Does the film do all of that? I certainly didn't think so, and I consider myself pretty far left politically. If you re-watch 'The Dark Knight' there seems to be a lot that is anti-vigilante, anti-Bushian (with Lucius Fox calling Batman's cell phone surveillance system "unethical... dangerous. ... This is wrong."). If there's any real anti-left stuff in 'The Dark Knight Rises', maybe it's the filmmakers' way of balancing things out? Who knows?
On the other hand, to quote from Wikipedia again: "Nolan has denied the film criticizes the Occupy movement and insists that none of his Batman films are intended to be political: 'I've had as many conversations with people who have seen the film the other way round. We throw a lot of things against the wall to see if it sticks. We put a lot of interesting questions in the air, but that's simply a backdrop for the story. What we're really trying to do is show the cracks of society, show the conflicts that somebody would try to wedge open. We're going to get wildly different interpretations of what the film is supporting and not supporting, but it's not doing any of those things. It's just telling a story. If you're saying, 'Have you made a film that's supposed to be criticizing the Occupy Wall Street movement?' – well, obviously, that's not true.'"

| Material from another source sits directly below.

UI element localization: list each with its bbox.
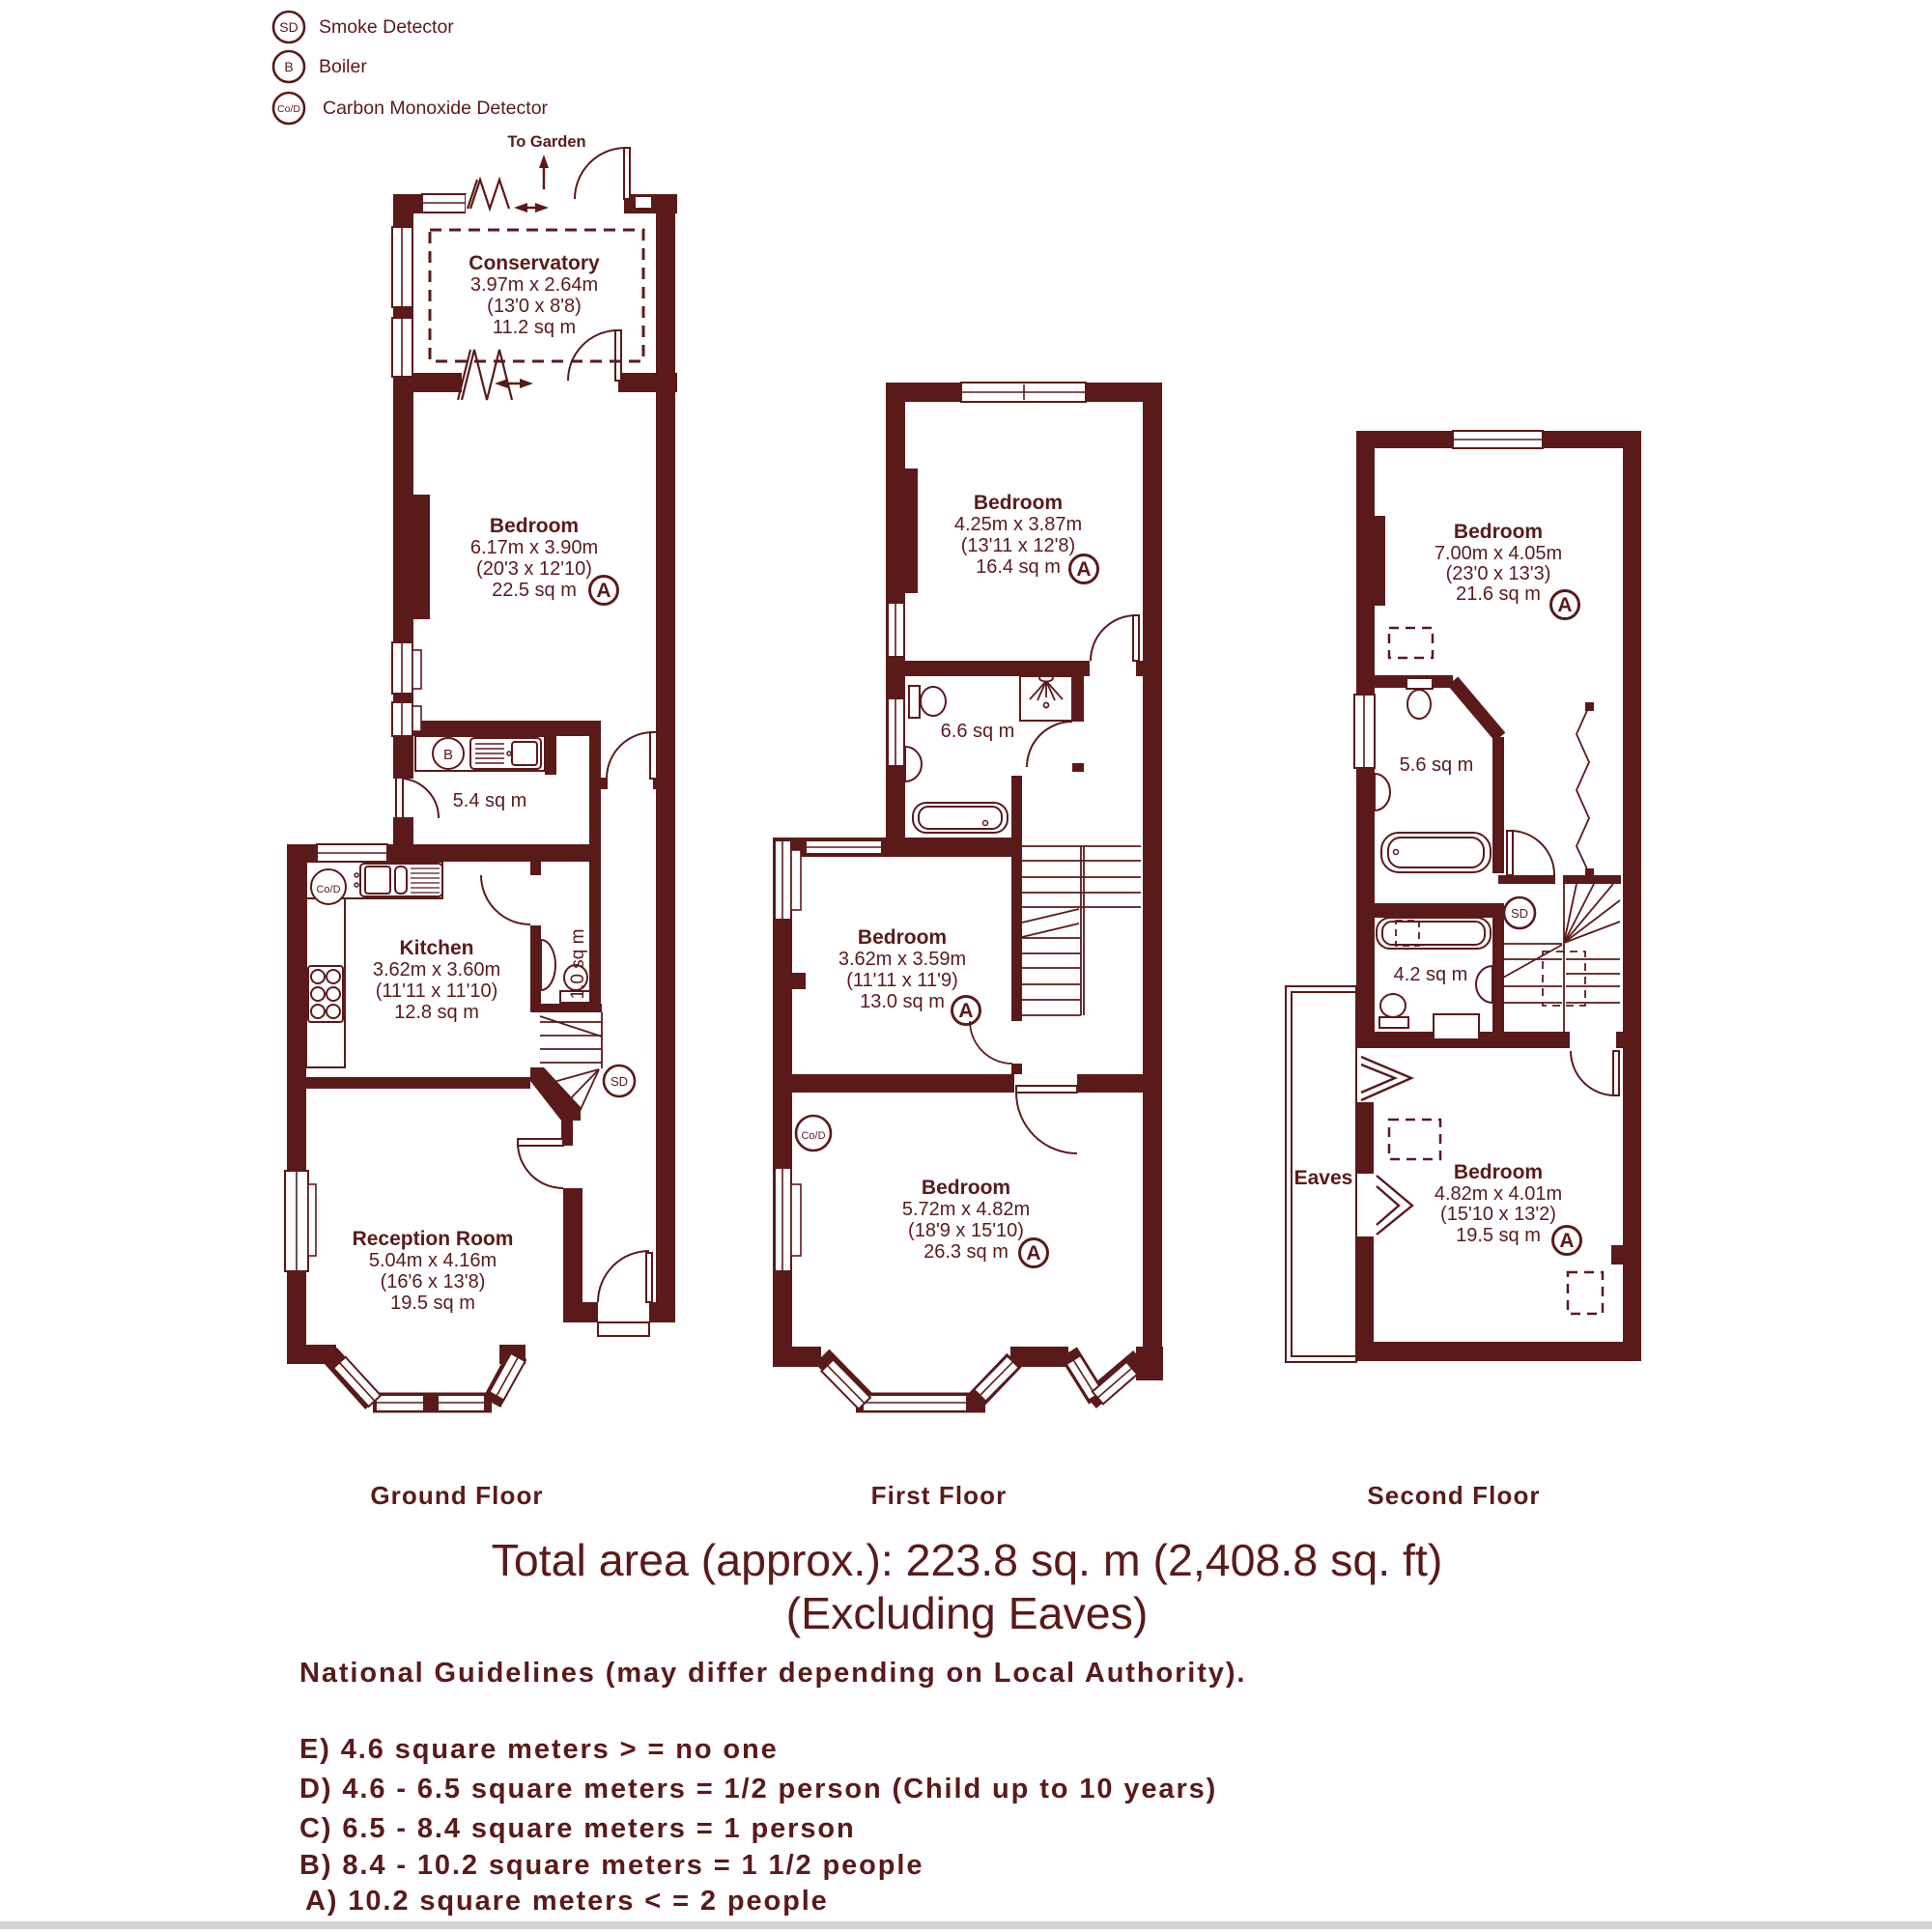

Quoting Wikipedia again: "On the other side of the political spectrum, politically conservative commentator Rush Limbaugh alleged that the film was biased against Mitt Romney due to Bane's name being a homophone for Bain Capital, the financial service company Romney used to head. In response, Nolan said that the comments were 'bizarre', while Dixon and Freeman said that the comments were 'ridiculous'."